Los nuevos Pistons, que no quieren que les llamen “Bad Boys II” sino que desean ganarse una definición propia con el nuevo estilo de juego que el entrenador Larry Brown, el maestro de la NBA, les ha comenzado a enseñar, no pudieron evitar que el Palace de Auburn Hills viviese de nuevo ese ambiente de equipo ganador que busca el título de liga.

Si en el Staples Center, los Pistons le dieron ya las dos primeras lecciones de juego de conjunto a los Lakers, que se salvaron del abismo en el segundo con la canasta milagrosa del triple de Kobe Bryant, en el tercero destrozaron por completo a sus rivales y les dejó al descubierto las debilidades que tienen a la hora de jugar como equipo.

La humillación sufrida por los Lakers no sólo fue estadística, los 32 puntos de la primera parte y los 68 del marcador final batieron todas las marcas negativas, sino que además las dos súper estrellas, Shaquille O’Neal y Bryant, también establecieron marcas individuales negativas.

Desde que se estableció el reloj, los Lakers habían jugado 560 partidos y por primera vez fueron incapaces de superar la marca de los 70 puntos.

Pero la casa de los horrores que fue el Palace de Auburn Hills también mostró a un entrenador, Phil Jackson, ganador de nueve títulos de liga, completamente desbordado por lo que estaba sucediendo en el campo, sin tener ningún tipo de respuesta.
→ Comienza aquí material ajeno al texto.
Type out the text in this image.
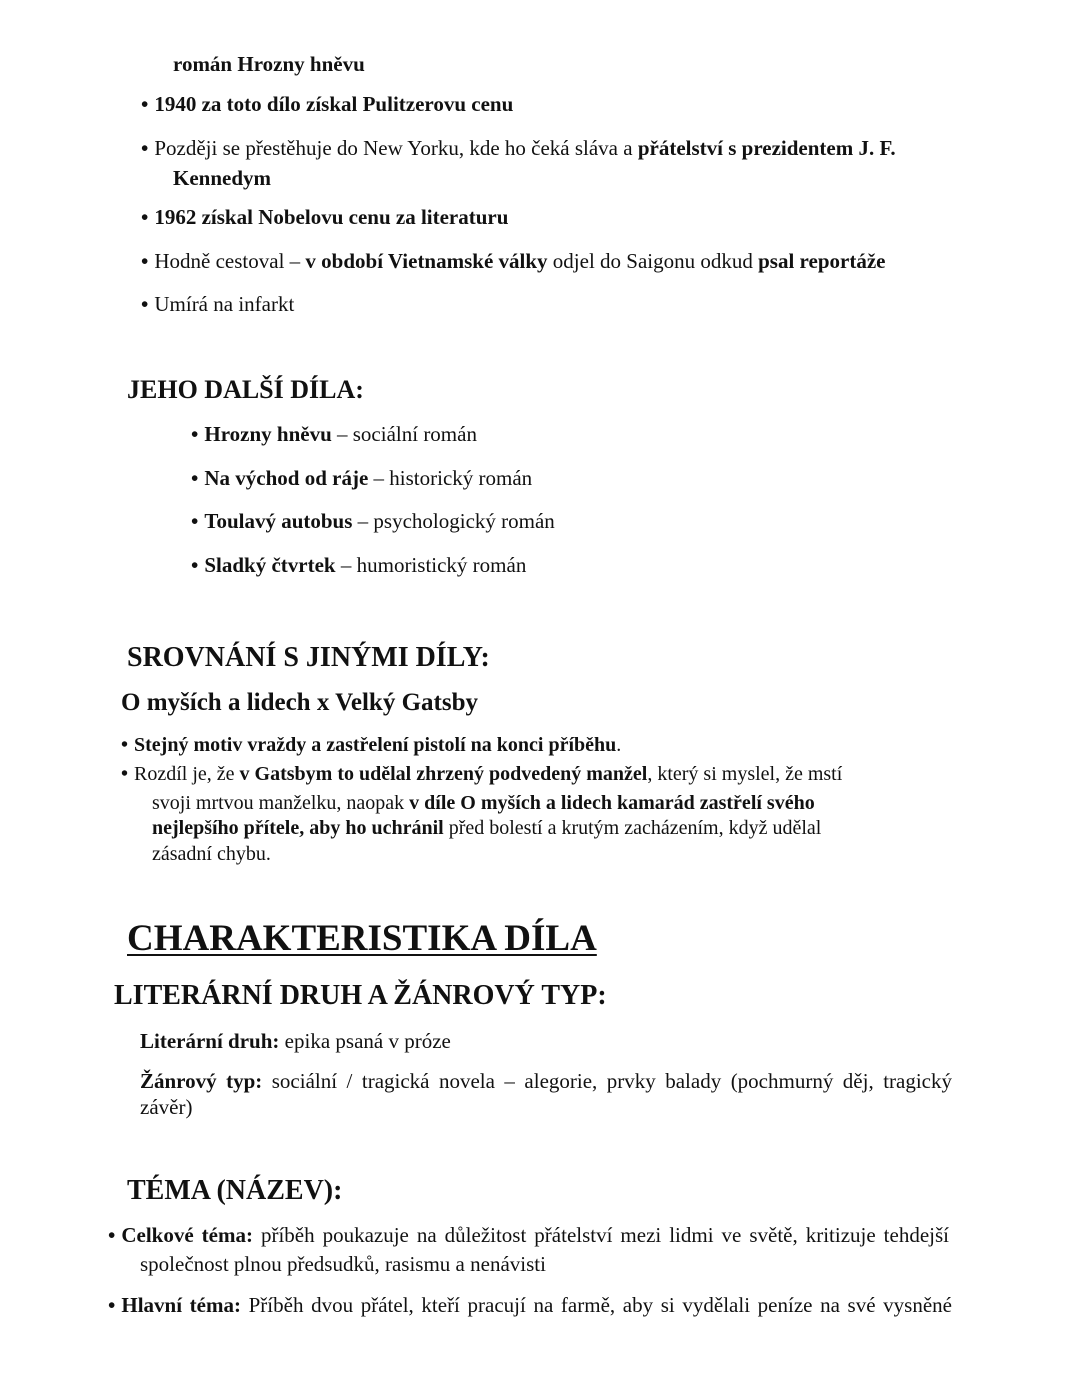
román Hrozny hněvu
• 1940 za toto dílo získal Pulitzerovu cenu
• Později se přestěhuje do New Yorku, kde ho čeká sláva a přátelství s prezidentem J. F.
Kennedym
• 1962 získal Nobelovu cenu za literaturu
• Hodně cestoval – v období Vietnamské války odjel do Saigonu odkud psal reportáže
• Umírá na infarkt
JEHO DALŠÍ DÍLA:
• Hrozny hněvu – sociální román
• Na východ od ráje – historický román
• Toulavý autobus – psychologický román
• Sladký čtvrtek – humoristický román
SROVNÁNÍ S JINÝMI DÍLY:
O myších a lidech x Velký Gatsby
• Stejný motiv vraždy a zastřelení pistolí na konci příběhu.
• Rozdíl je, že v Gatsbym to udělal zhrzený podvedený manžel, který si myslel, že mstí
svoji mrtvou manželku, naopak v díle O myších a lidech kamarád zastřelí svého
nejlepšího přítele, aby ho uchránil před bolestí a krutým zacházením, když udělal
zásadní chybu.
CHARAKTERISTIKA DÍLA
LITERÁRNÍ DRUH A ŽÁNROVÝ TYP:
Literární druh: epika psaná v próze
Žánrový typ: sociální / tragická novela – alegorie, prvky balady (pochmurný děj, tragický
závěr)
TÉMA (NÁZEV):
• Celkové téma: příběh poukazuje na důležitost přátelství mezi lidmi ve světě, kritizuje tehdejší
společnost plnou předsudků, rasismu a nenávisti
• Hlavní téma: Příběh dvou přátel, kteří pracují na farmě, aby si vydělali peníze na své vysněné
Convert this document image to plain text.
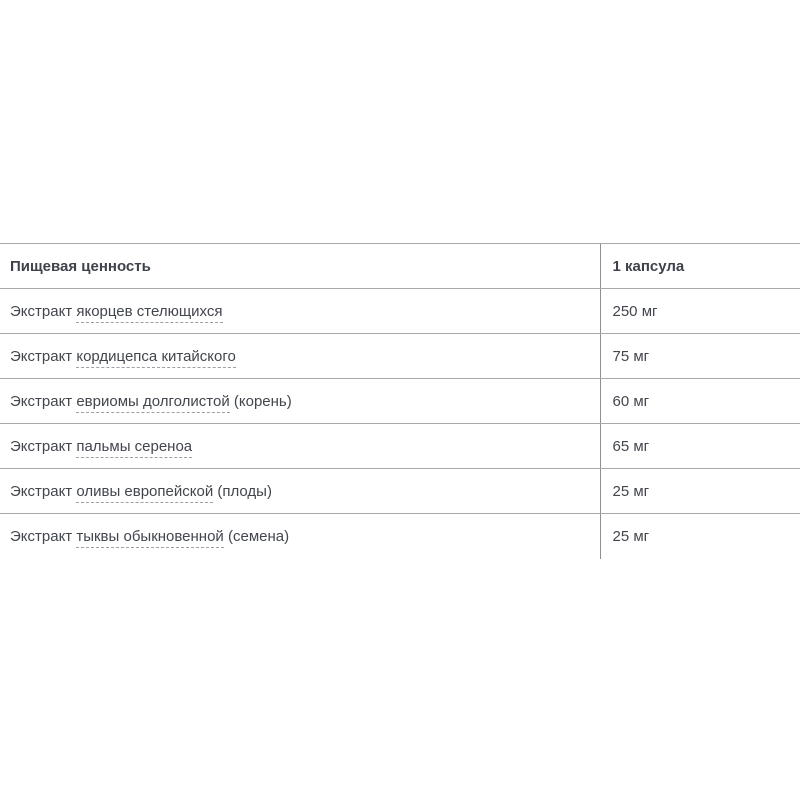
Пищевая ценность	1 капсула
Экстракт якорцев стелющихся	250 мг
Экстракт кордицепса китайского	75 мг
Экстракт евриомы долголистой (корень)	60 мг
Экстракт пальмы сереноа	65 мг
Экстракт оливы европейской (плоды)	25 мг
Экстракт тыквы обыкновенной (семена)	25 мг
Su actitud sorprendió a muchos, incluidos los comentaristas, que observaron cómo mientras que Brown, a pesar de su equipo ir arriba en la primera parte, en la segunda forzó a sus jugadores a que lo hiciesen mejor y pedía constantemente tiempos muertos para darles instrucciones, todo lo contrario de lo que hizo Jackson.

Los Pistons, que ya tienen la ventaja de 2-1 en la serie al mejor de siete, saben que todavía le quedan dos triunfos más para conseguir el título, pero lo que ya nadie les puede quitar es que como equipo su defensa es muy superior a la de los Lakers y su ataque sabe cada vez más aprovechar las oportunidades que tiene.

El escolta Richard Hamilton, que anotó 31 puntos en el tercer partido, cada día está demostrando que no es una súper estrella, pero si un gran jugador que puede darle muchos triunfos a los Pistons y lo mismo sucede con el resto de los jugadores.

EQUIPO DE CLASE

Los Pistons que llegaron para los “entendidos” de la NBA como los perdedores seguros de las Finales, han surgido como un equipo con Richard Hamilton, Rasheed Wallace, Ben Wallace, Tayshaun Prince, Lindsey Hunter y Elden Campbell.

Ahora, los mismos “expertos” que habían anticipado un “paseo” para los Lakers en las Finales, admiten ante la evidencia del juego que los Pistons son simplemente mejor equipo.

Tal vez no tienen tanto talento ni la experiencia de los tres veces campeones de liga en los últimos cinco años, pero en el campo y especialmente en el Palace de Auburn Hills fueron mejores porque mostraron más sincronización, confianza y mejor forma física.